Your understanding is correct. About your doubt, let's name the lifetimes for easier debugging:

impl<'a> Access for IntAccess<'a> {
    type Item = &'a i32;

    fn get<'b>(&'b self) -> Self::Item {
        &self.i
    }
}

self has the type &'b IntAccess<'a>. 'b is shorter than or equal to 'a - that is required for self to be well-formed, i.e. able to exist (otherwise, it would contain a dangling reference).

For that reason, we cannot borrow self for more than 'b - or we could do something like:

let v: IntAccess<'a>;
let inner: &'a i32 = {
    let r: &'b IntAccess<'a> = &v;
    <IntAccess<'a> as Access>::get(r)
}
let mut_r: &mut IntAccess<'a> = &mut v;

And we have both a shared and a mutable reference to (parts of) inner!

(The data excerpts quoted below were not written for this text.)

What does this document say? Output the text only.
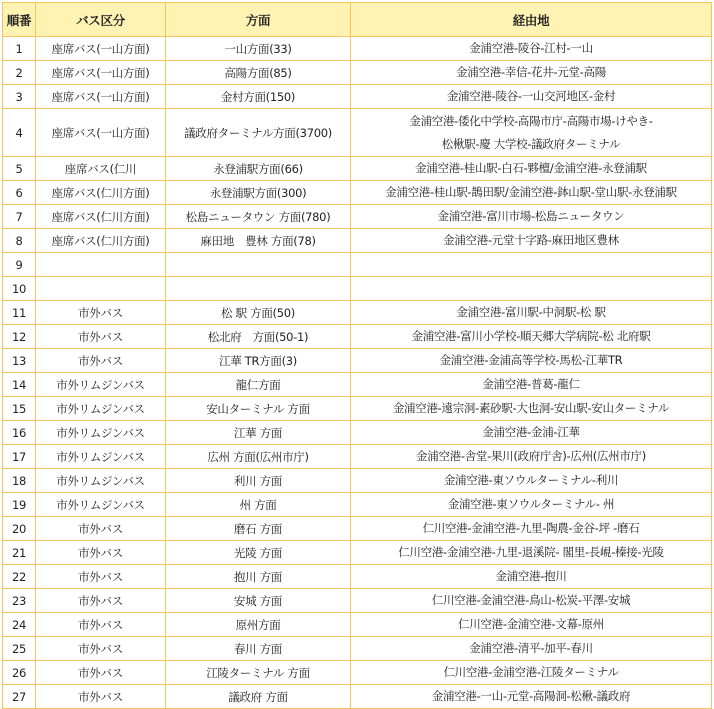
順番	バス区分	方面	経由地
1	座席バス(一山方面)	一山方面(33)	金浦空港-陵谷-江村-一山

2	座席バス(一山方面)	高陽方面(85)	金浦空港-幸信-花井-元堂-高陽

3	座席バス(一山方面)	金村方面(150)	金浦空港-陵谷-一山交河地区-金村

4	座席バス(一山方面)	議政府ターミナル方面(3700)	金浦空港-倭化中学校-高陽市庁-高陽市場-けやき-
松楸駅-慶 大学校-議政府ターミナル

5	座席バス(仁川	永登浦駅方面(66)	金浦空港-桂山駅-白石-夥檀/金浦空港-永登浦駅

6	座席バス(仁川方面)	永登浦駅方面(300)	金浦空港-桂山駅-鵲田駅/金浦空港-鉢山駅-堂山駅-永登浦駅

7	座席バス(仁川方面)	松島ニュータウン 方面(780)	金浦空港-富川市場-松島ニュータウン

8	座席バス(仁川方面)	麻田地　豊林 方面(78)	金浦空港-元堂十字路-麻田地区豊林

9			

10			

11	市外バス	松 駅 方面(50)	金浦空港-富川駅-中洞駅-松 駅

12	市外バス	松北府　方面(50-1)	金浦空港-富川小学校-順天郷大学病院-松 北府駅

13	市外バス	江華 TR方面(3)	金浦空港-金浦高等学校-馬松-江華TR

14	市外リムジンバス	龍仁方面	金浦空港-普葛-龍仁

15	市外リムジンバス	安山ターミナル 方面	金浦空港-遠宗洞-素砂駅-大也洞-安山駅-安山ターミナル

16	市外リムジンバス	江華 方面	金浦空港-金浦-江華

17	市外リムジンバス	広州 方面(広州市庁)	金浦空港-舎堂-果川(政府庁舎)-広州(広州市庁)

18	市外リムジンバス	利川 方面	金浦空港-東ソウルターミナル-利川

19	市外リムジンバス	州 方面	金浦空港-東ソウルターミナル- 州

20	市外バス	磨石 方面	仁川空港-金浦空港-九里-陶農-金谷-坪 -磨石

21	市外バス	光陵 方面	仁川空港-金浦空港-九里-退溪院- 閣里-長峴-榛接-光陵

22	市外バス	抱川 方面	金浦空港-抱川

23	市外バス	安城 方面	仁川空港-金浦空港-鳥山-松炭-平澤-安城

24	市外バス	原州方面	仁川空港-金浦空港-文幕-原州

25	市外バス	春川 方面	金浦空港-清平-加平-春川

26	市外バス	江陵ターミナル 方面	仁川空港-金浦空港-江陵ターミナル

27	市外バス	議政府 方面	金浦空港-一山-元堂-高陽洞-松楸-議政府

Your problem cannot be solved fully without Generic Associated Types. They allow you to parameterize an associated type by a lifetime, making it able to express "I want to return this associated type tied to the lifetime of self":

#![feature(generic_associated_types)]

trait Access {
    type Item<'a>
    where
        Self: 'a;
    fn get<'a>(&'a self) -> Self::Item<'a>;
    // Or, with lifetime elision:
    // fn get(&self) -> Self::Item<'_>;
}

impl<'a> Access for IntAccess<'a> {
    type Item<'b> = &'b i32
    where
        'a: 'b;

    fn get<'b>(&'b self) -> Self::Item<'b> {
        &self.i
    }
}

Playground.

Can we do that on stable? We can emulate that. Instead of implementing Access for IntAccess itself, we will implement it for a reference to it!

trait Access {
    type Item;
    fn get(self) -> Self::Item;
}

impl<'a, 'b> Access for &'b IntAccess<'a> {
    type Item = &'b i32;
    fn get(self) -> &'b i32 {
        &self.i
    }
}

Playground

This does not always work, and thus is not a full replacement to GATs, but is good enough in this case.